Great for: custom mutexes, channels, lock-free structures, tricky state machines.
Not great for: just add Loom to everything (it’s targeted, and can explode in complexity).

Miri interprets Rust and detects many classes of UB (out-of-bounds, use-after-free,
invalid aliasing patterns, etc.).
If your project has unsafe, running cargo miri test is a very direct are we lying
to the compiler? check.
A tiny ordering cheat-sheet
Just sharing read-only data across threads

Prefer: Arc + immutable data.
No atomics needed.

Shared mutable state

Prefer: Mutex, RwLock, channels (higher-level synchronization).
Atomics only when you’re building primitives or chasing specific
perf needs.

Counters / metrics

Often: Relaxed.

Publish–subscribe / “ready flag”

Writer: Release store
Reader: Acquire load

You want the simplest reasoning model

Use: SeqCst (until profiling proves you need weaker).
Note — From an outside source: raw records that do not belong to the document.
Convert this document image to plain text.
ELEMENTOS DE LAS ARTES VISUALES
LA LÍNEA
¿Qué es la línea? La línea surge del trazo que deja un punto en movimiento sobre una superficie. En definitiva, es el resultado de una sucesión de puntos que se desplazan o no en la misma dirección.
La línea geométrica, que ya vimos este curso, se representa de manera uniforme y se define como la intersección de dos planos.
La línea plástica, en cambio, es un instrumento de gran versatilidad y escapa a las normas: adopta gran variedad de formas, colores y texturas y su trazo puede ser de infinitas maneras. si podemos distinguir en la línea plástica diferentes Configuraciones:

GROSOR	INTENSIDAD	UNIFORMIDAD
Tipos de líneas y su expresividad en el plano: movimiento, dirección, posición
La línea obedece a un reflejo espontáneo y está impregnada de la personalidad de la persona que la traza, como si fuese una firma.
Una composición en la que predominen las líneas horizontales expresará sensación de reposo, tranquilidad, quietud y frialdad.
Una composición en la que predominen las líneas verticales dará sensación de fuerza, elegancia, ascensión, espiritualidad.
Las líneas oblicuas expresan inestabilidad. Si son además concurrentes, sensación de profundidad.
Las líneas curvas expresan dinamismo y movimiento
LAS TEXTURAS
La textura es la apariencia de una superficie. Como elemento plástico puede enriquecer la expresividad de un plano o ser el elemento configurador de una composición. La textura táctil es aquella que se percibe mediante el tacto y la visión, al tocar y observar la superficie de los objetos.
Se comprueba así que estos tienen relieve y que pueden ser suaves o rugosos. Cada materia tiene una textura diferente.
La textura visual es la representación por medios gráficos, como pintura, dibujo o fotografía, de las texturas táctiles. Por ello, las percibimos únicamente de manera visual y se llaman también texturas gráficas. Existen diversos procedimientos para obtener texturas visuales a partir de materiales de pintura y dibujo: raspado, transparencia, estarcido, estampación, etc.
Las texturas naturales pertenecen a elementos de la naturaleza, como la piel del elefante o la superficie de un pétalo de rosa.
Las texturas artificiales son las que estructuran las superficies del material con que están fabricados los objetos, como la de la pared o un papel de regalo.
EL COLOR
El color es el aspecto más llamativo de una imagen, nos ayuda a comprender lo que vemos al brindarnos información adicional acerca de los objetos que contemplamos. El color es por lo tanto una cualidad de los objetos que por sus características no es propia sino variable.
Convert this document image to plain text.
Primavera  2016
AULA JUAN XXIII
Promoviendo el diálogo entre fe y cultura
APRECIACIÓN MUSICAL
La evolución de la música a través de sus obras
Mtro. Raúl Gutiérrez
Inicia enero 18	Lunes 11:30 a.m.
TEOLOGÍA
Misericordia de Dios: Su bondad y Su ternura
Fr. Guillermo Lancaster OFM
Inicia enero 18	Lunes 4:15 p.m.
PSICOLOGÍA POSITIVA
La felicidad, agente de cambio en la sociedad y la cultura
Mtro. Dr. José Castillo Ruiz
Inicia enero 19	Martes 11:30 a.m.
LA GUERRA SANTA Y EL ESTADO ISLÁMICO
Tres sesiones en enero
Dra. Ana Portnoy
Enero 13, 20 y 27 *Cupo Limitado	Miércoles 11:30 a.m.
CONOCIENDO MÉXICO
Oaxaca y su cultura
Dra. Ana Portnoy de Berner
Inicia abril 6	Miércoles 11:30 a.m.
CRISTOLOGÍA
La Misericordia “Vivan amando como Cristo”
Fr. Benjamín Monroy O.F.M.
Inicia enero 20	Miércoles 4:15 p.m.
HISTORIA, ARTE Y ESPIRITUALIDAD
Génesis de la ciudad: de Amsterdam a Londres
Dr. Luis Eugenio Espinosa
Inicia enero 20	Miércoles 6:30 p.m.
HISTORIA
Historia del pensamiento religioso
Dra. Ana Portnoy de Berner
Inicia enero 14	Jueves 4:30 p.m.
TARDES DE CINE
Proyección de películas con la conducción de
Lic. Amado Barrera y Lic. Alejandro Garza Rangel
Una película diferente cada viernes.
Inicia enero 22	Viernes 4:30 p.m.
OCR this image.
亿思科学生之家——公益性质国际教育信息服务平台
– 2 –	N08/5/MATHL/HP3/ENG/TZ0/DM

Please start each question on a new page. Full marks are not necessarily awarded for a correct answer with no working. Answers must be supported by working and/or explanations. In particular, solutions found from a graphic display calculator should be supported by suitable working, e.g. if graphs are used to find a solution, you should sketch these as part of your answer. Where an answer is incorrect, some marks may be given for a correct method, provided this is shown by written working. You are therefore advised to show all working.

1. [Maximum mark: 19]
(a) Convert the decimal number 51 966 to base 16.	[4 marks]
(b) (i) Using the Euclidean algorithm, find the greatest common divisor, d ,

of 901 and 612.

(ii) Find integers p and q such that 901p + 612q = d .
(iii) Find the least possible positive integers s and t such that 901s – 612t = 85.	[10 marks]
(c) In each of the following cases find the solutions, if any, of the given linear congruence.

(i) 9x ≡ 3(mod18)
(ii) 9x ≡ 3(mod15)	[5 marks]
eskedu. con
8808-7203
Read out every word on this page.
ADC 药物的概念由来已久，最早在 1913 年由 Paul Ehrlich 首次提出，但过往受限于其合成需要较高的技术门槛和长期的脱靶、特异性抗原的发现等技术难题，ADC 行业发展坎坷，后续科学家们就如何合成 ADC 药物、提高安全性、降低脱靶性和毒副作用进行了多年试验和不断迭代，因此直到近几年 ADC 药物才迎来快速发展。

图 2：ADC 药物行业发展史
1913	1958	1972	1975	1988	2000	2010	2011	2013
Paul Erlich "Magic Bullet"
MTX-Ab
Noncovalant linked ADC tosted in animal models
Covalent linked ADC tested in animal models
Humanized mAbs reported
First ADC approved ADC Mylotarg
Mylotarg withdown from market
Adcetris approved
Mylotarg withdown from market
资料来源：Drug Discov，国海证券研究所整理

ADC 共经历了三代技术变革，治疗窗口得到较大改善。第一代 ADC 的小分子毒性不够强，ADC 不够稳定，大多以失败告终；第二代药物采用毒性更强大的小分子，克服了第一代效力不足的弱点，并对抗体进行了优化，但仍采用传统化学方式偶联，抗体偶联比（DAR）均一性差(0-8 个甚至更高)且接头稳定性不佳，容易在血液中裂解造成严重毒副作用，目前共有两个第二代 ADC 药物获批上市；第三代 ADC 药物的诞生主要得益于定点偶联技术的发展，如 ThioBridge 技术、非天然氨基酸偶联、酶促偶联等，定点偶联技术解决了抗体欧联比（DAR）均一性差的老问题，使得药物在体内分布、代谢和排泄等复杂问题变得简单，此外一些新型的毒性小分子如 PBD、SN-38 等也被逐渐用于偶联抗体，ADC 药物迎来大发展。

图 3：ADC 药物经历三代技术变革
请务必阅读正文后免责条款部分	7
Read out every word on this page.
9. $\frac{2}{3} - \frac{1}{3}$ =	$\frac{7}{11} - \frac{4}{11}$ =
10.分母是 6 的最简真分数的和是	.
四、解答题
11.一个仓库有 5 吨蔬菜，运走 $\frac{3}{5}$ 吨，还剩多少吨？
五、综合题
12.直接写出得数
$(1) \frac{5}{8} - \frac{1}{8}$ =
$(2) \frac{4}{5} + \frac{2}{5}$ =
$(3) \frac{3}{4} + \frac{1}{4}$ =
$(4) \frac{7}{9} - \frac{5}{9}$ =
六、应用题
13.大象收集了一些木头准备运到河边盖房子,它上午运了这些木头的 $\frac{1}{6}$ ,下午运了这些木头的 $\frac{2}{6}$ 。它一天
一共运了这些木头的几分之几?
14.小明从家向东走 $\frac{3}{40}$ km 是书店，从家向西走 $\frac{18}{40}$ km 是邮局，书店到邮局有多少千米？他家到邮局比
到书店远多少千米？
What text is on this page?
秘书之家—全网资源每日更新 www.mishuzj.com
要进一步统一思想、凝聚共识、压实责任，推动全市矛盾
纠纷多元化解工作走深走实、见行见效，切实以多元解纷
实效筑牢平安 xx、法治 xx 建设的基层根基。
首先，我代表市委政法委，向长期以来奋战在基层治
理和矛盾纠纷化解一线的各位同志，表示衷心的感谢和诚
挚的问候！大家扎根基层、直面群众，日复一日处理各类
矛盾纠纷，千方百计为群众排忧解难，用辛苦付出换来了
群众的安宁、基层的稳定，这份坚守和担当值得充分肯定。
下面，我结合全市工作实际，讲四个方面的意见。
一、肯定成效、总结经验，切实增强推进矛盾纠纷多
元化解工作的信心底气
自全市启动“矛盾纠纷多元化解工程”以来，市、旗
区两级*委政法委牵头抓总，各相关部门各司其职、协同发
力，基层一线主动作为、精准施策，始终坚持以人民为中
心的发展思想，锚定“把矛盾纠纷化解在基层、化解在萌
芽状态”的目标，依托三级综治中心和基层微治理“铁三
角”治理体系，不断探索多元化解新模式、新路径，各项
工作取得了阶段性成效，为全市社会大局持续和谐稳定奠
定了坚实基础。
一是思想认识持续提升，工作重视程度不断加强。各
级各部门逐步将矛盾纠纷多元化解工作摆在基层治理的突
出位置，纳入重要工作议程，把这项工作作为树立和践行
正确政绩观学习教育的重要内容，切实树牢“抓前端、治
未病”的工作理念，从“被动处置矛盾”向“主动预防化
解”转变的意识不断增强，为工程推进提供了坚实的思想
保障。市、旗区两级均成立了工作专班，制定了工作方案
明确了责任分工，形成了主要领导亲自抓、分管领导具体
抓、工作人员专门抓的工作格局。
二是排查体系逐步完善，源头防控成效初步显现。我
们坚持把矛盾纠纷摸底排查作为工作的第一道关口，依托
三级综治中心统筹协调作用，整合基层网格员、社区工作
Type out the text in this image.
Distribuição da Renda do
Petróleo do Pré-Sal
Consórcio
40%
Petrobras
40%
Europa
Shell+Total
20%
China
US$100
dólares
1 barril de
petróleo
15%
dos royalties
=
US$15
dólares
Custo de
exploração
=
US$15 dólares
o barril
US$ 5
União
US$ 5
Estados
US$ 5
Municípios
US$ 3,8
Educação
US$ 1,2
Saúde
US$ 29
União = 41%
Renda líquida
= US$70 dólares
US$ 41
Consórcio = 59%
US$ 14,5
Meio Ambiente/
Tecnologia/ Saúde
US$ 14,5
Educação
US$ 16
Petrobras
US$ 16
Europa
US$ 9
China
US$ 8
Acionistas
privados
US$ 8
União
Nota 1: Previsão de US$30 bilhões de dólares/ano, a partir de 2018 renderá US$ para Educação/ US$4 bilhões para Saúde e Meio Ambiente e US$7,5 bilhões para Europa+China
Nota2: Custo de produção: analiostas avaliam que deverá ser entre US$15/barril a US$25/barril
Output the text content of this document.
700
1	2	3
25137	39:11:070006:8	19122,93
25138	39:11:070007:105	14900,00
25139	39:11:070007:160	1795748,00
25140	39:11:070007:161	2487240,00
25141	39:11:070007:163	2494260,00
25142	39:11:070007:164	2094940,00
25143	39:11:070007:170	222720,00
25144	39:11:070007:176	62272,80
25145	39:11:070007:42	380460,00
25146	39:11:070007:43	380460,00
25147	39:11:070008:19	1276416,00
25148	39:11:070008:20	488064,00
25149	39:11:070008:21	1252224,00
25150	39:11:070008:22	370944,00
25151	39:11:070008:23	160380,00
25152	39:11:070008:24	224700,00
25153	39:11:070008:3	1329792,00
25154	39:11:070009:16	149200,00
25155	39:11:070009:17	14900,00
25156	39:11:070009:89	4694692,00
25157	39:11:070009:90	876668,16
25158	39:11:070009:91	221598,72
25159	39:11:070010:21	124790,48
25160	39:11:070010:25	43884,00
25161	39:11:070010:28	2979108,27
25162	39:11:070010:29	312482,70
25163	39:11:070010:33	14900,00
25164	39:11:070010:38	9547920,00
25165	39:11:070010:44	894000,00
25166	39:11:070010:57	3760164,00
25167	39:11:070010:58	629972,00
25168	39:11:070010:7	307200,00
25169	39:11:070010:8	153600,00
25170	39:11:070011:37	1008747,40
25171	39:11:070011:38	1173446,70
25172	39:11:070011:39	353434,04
The hardware wants speed. The compiler wants freedom. Our job is to
write down the constraints that make your program actually mean what
you think it means.
Rust helps by making accidentally racy code hard to express, and by
giving you the same atomic tools used to build the rest of the ecosystem.
The cost is that when you go low-level, you're now negotiating with three
contracts at once: CPU, compiler, and Rust's own rules.